Many Dadaists mocked the dehumanisation of industrialisation with these elaborate pseudodiagrams (chockablock with gears, pulleys, dials, wheels, levers, pistons and clockworks) that appeared to explain nothing. And the typographer’s symbol of a pointing hand frequently appeared as iconic.
It was around 1923 when out of the depths of Dada, Surrealism started to surface. Whereas Dada artists tended to use collages, photomontages, assemblage or ready-made objects to illustrate the insanity of our ‘rational’ and ‘civilised’ norms, Surrealism tended to paint illogical scenes or strange creatures using everyday objects; illuminating the surreal of our every day real.
Automated Automatism
When in 1924 André Breton published the Manifesto of Surrealism he explained this movement through the concept of pure psychic automatism: the idea of an uninhibited creative psyche. He later reconceptualised this along the lines of a religious creed, as a ‘psychic mechanism or state of mind that can stand as a solution for the problems of life’.
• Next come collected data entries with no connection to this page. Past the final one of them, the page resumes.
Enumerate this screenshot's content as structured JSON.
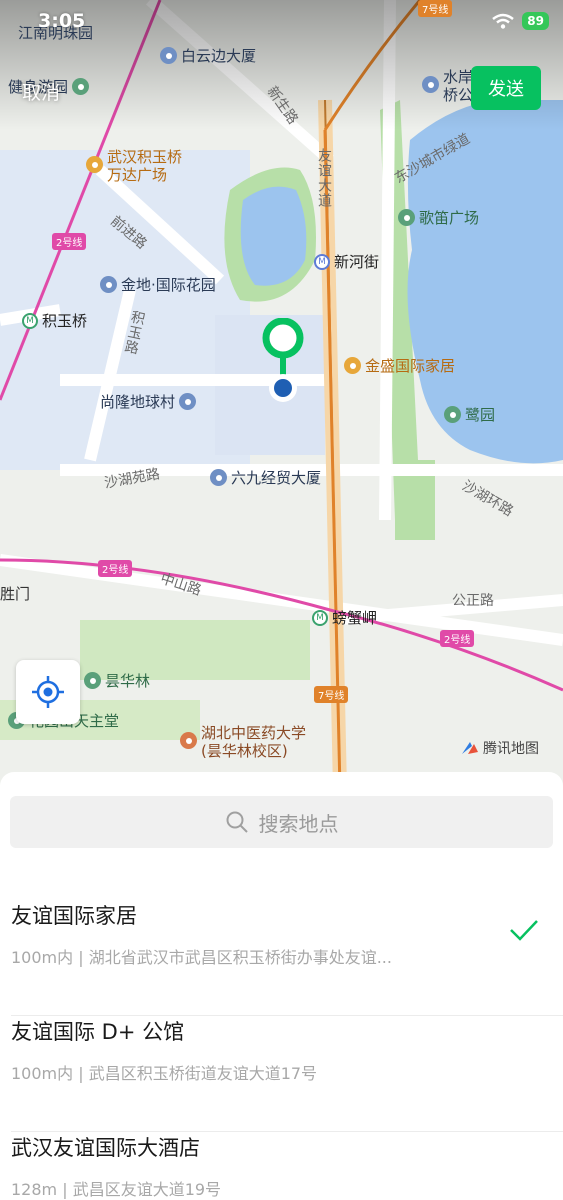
{
  "status_bar": {
    "time": "3:05",
    "battery": "89"
  },
  "top_bar": {
    "cancel_label": "取消",
    "send_label": "发送"
  },
  "map": {
    "pois": [
      {
        "label": "江南明珠园",
        "color": "blue"
      },
      {
        "label": "白云边大厦",
        "color": "blue"
      },
      {
        "label": "健身游园",
        "color": "green"
      },
      {
        "label": "水岸",
        "color": "blue"
      },
      {
        "label": "桥公",
        "color": "blue"
      },
      {
        "label": "武汉积玉桥",
        "color": "orange"
      },
      {
        "label": "万达广场",
        "color": "orange"
      },
      {
        "label": "歌笛广场",
        "color": "green"
      },
      {
        "label": "金地·国际花园",
        "color": "blue"
      },
      {
        "label": "金盛国际家居",
        "color": "orange"
      },
      {
        "label": "尚隆地球村",
        "color": "blue"
      },
      {
        "label": "鹭园",
        "color": "green"
      },
      {
        "label": "六九经贸大厦",
        "color": "blue"
      },
      {
        "label": "昙华林",
        "color": "green"
      },
      {
        "label": "花园山天主堂",
        "color": "green"
      },
      {
        "label": "湖北中医药大学",
        "color": "brown"
      },
      {
        "label": "(昙华林校区)",
        "color": "brown"
      }
    ],
    "metro_stations": [
      "新河街",
      "积玉桥",
      "螃蟹岬"
    ],
    "roads": [
      "新生路",
      "友谊大道",
      "东沙城市绿道",
      "前进路",
      "积玉路",
      "沙湖苑路",
      "沙湖环路",
      "中山路",
      "公正路",
      "胜门"
    ],
    "line_badges": [
      "7号线",
      "2号线",
      "2号线",
      "2号线",
      "7号线"
    ],
    "attribution": "腾讯地图"
  },
  "search": {
    "placeholder": "搜索地点"
  },
  "results": [
    {
      "name": "友谊国际家居",
      "address": "100m内 | 湖北省武汉市武昌区积玉桥街办事处友谊...",
      "selected": true
    },
    {
      "name": "友谊国际 D+ 公馆",
      "address": "100m内 | 武昌区积玉桥街道友谊大道17号",
      "selected": false
    },
    {
      "name": "武汉友谊国际大酒店",
      "address": "128m | 武昌区友谊大道19号",
      "selected": false
    }
  ],
  "colors": {
    "accent": "#07c160",
    "line2": "#e04aa8",
    "line7": "#e0822a",
    "water": "#9cc4ee"
  }
}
The first famous attempts at rationalising the irrational, came from Freud who in his Interpretation of Dreams explained the relation between the unconscious, dreams and psyche. For Freud, dream was a way to uncover the unconscious, because our thoughts are not rationally conceived while dreaming. Our unconscious part is therefore freely expressed in disguises and symbols that are difficult to translate into words, but can be rendered in figurative representations.
Both a concept and a technique, psychic automatism was the explanation for the ability to express thought unfettered by contemporary social concerns. It was assumed that thoughts run freely in the unconscious sphere of the mind, and Surrealists aimed at expressing these as they are.
Breton had a background in medicine, leading to his choice placement of psychic and mechanism. Before he announced it in the field of art, the technique was used in psychiatric research and parapsychological studies. While the term automatism is specifically associated with twentieth-century artists, and particularly Surrealism, plenty of earlier artists such as Alexander Cozens used elements of chance to create works, while others reportedly tapped into visionary or trance states.
Chance A Dance With Trance
Although psychic automatism is primarily linked to Surrealism and its engagement of dreams and hypnosis in releasing thought from its rational restrictions, previous and later eras have also seen its applications – identifying its inherent presence within the nature of the human condition. William Blake credited forces other than his mind for the creation of his illustrations, and the method of ‘action painting’ by Jackson Pollock (dripping paint over the canvas) emphasises the locus of control being on the process, and not the result.
Before the Second World War, many Surrealists moved to the US, where they influenced the local culture. American Surrealism, or Magical Realism as it is also called, emphasised social problems through representations of reality that were enigmatically surreal.
More than just a parody within a parody, or an artistic or literary movement – in begging us to reconsider the roots of our realities, Surrealism continues to play a pivotal role in the development of ideas, politics and philosophies. Addressing timeless themes of identity, otherness, freedom, morality, mortality, and love.